In about a month, we will be ready to apply for a mortgage.  That mortgage will be on a sizable piece of property in the country.  I intend to start growing more of my own food, vegetables and meat.  Chickens, sheep, and goats are on the early consideration list.  Pigs are awfully tasty and will therefore probably be a part.  Cows are just sooo....  BIG.  I'm going to try out smaller livestock first and get a handle on that.  I already have some experience growing my own vegetables, but I expect the first year or two to be a bit of a break-in period if the soil is not already well amended.

Our city home is 100% paid for.  No matter what happened to us, we always had a place to stay (assuming we could manage the minor city tax and avoid a tax lien.)  The farm is considerably more expensive, some places we're considering an order of magnitude more so.  In this rough economy is getting a new mortgage a wise idea?

Will I be able to handle this extra commute and extra work load?  Will I get calls at work that the sheep are out of their pasture again?  Will I totally freeze up when it's time to slaughter and eat Lambchop and Chicken Dumpling?

Big Change Part B: Giving up my desk job

Some time after we move (couple months?  years?), I will be quitting my desk job and becoming a full time mother/farmer.

This is the really scary one.  This is the one with no going back.  Once I get out of the workforce we will go from double income to one, and after a lapse in employment it's very hard to get back to your previous income level without starting over at the bottom.  Having my first child without my mother around is scary by itself.

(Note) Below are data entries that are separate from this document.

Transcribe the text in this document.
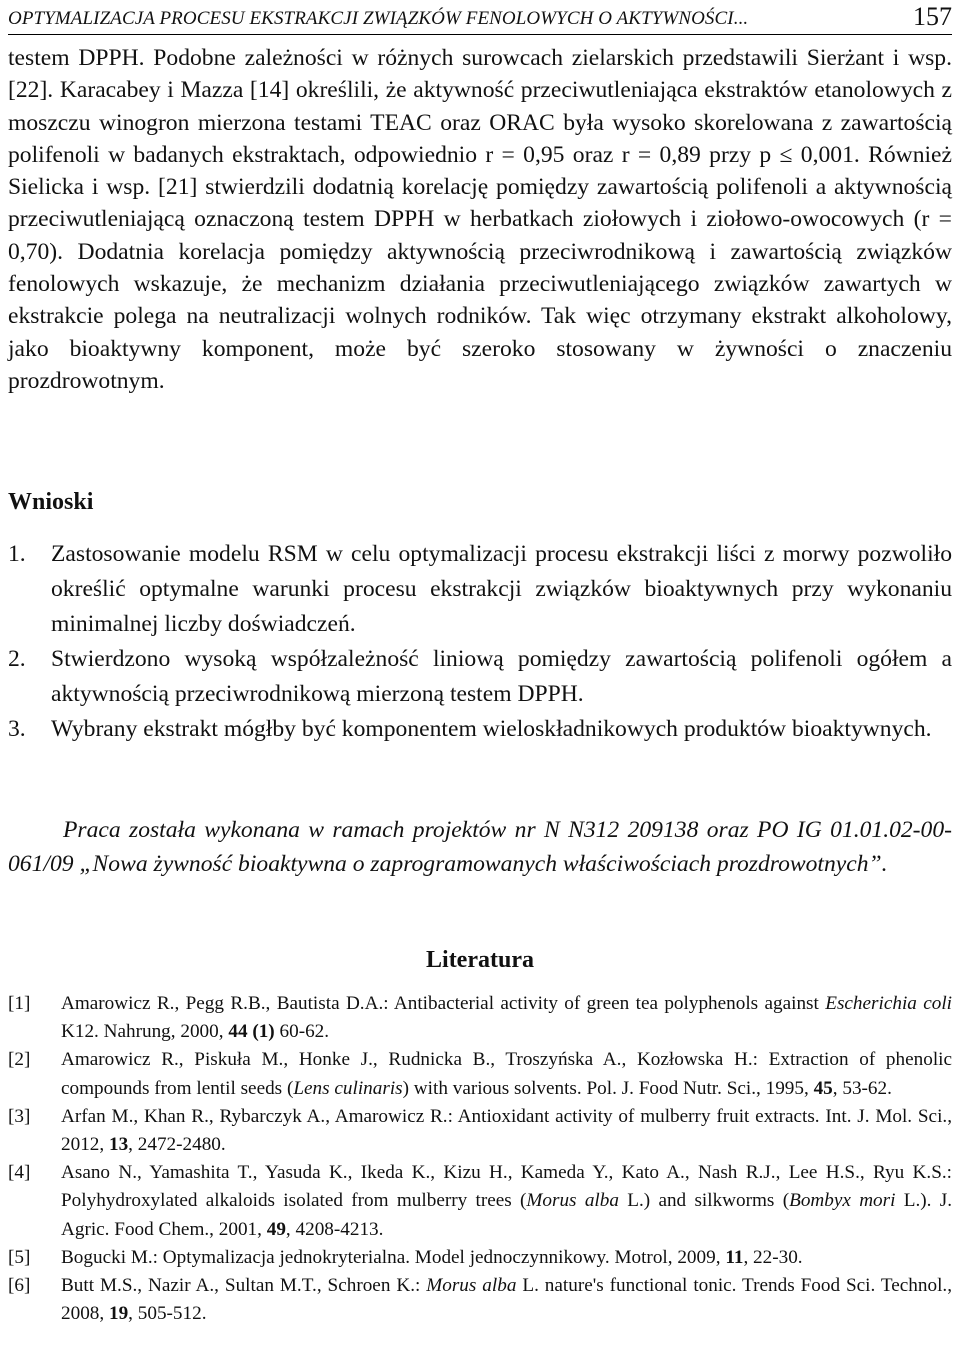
OPTYMALIZACJA PROCESU EKSTRAKCJI ZWIĄZKÓW FENOLOWYCH O AKTYWNOŚCI...	157

testem DPPH. Podobne zależności w różnych surowcach zielarskich przedstawili Sierżant i wsp. [22]. Karacabey i Mazza [14] określili, że aktywność przeciwutleniająca ekstraktów etanolowych z moszczu winogron mierzona testami TEAC oraz ORAC była wysoko skorelowana z zawartością polifenoli w badanych ekstraktach, odpowiednio r = 0,95 oraz r = 0,89 przy p ≤ 0,001. Również Sielicka i wsp. [21] stwierdzili dodatnią korelację pomiędzy zawartością polifenoli a aktywnością przeciwutleniającą oznaczoną testem DPPH w herbatkach ziołowych i ziołowo-owocowych (r = 0,70). Dodatnia korelacja pomiędzy aktywnością przeciwrodnikową i zawartością związków fenolowych wskazuje, że mechanizm działania przeciwutleniającego związków zawartych w ekstrakcie polega na neutralizacji wolnych rodników. Tak więc otrzymany ekstrakt alkoholowy, jako bioaktywny komponent, może być szeroko stosowany w żywności o znaczeniu prozdrowotnym.

Wnioski
1. Zastosowanie modelu RSM w celu optymalizacji procesu ekstrakcji liści z morwy pozwoliło określić optymalne warunki procesu ekstrakcji związków bioaktywnych przy wykonaniu minimalnej liczby doświadczeń.
2. Stwierdzono wysoką współzależność liniową pomiędzy zawartością polifenoli ogółem a aktywnością przeciwrodnikową mierzoną testem DPPH.
3. Wybrany ekstrakt mógłby być komponentem wieloskładnikowych produktów bioaktywnych.

Praca została wykonana w ramach projektów nr N N312 209138 oraz PO IG 01.01.02-00-061/09 „Nowa żywność bioaktywna o zaprogramowanych właściwościach prozdrowotnych”.

Literatura
[1] Amarowicz R., Pegg R.B., Bautista D.A.: Antibacterial activity of green tea polyphenols against Escherichia coli K12. Nahrung, 2000, 44 (1) 60-62.
[2] Amarowicz R., Piskuła M., Honke J., Rudnicka B., Troszyńska A., Kozłowska H.: Extraction of phenolic compounds from lentil seeds (Lens culinaris) with various solvents. Pol. J. Food Nutr. Sci., 1995, 45, 53-62.
[3] Arfan M., Khan R., Rybarczyk A., Amarowicz R.: Antioxidant activity of mulberry fruit extracts. Int. J. Mol. Sci., 2012, 13, 2472-2480.
[4] Asano N., Yamashita T., Yasuda K., Ikeda K., Kizu H., Kameda Y., Kato A., Nash R.J., Lee H.S., Ryu K.S.: Polyhydroxylated alkaloids isolated from mulberry trees (Morus alba L.) and silkworms (Bombyx mori L.). J. Agric. Food Chem., 2001, 49, 4208-4213.
[5] Bogucki M.: Optymalizacja jednokryterialna. Model jednoczynnikowy. Motrol, 2009, 11, 22-30.
[6] Butt M.S., Nazir A., Sultan M.T., Schroen K.: Morus alba L. nature's functional tonic. Trends Food Sci. Technol., 2008, 19, 505-512.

Will I be able to handle motherhood and going into business for myself at the same time?  Will I be able to make any money off pastured meats and fiber crafts?

Mixed Emotions

For a long time this is what I said I wanted.  This is what I've been doing most of my reading for.  I have a notebook full of figures and notes.  And yet...  Now that it's on the horizon, I'm scared more than excited.  So many unanswered questions, so many other choices I will have to abandon...

Nothing to do but pray about it for now.  I'm waiting for hubby's new salary to show up on pay stubs, and  things to calm down where I work.  (Doing as much overtime as I can manage is not compatible with setting up a new house a forty-five minute drive away.)  Time to sit back, wait, and be patient.

Sunday, May 6, 2012

Inuit Boots

It seems the Torguud are not the only ones to think of using a leather overshoe to protect a warmer boot. These Inuit boots show similar design, although most have the over-soles stitched on instead of tied on as in the Torguud boots. Materials might make the difference there, the wool not being as sturdy as the leather boot and more likely to let stitches pull out.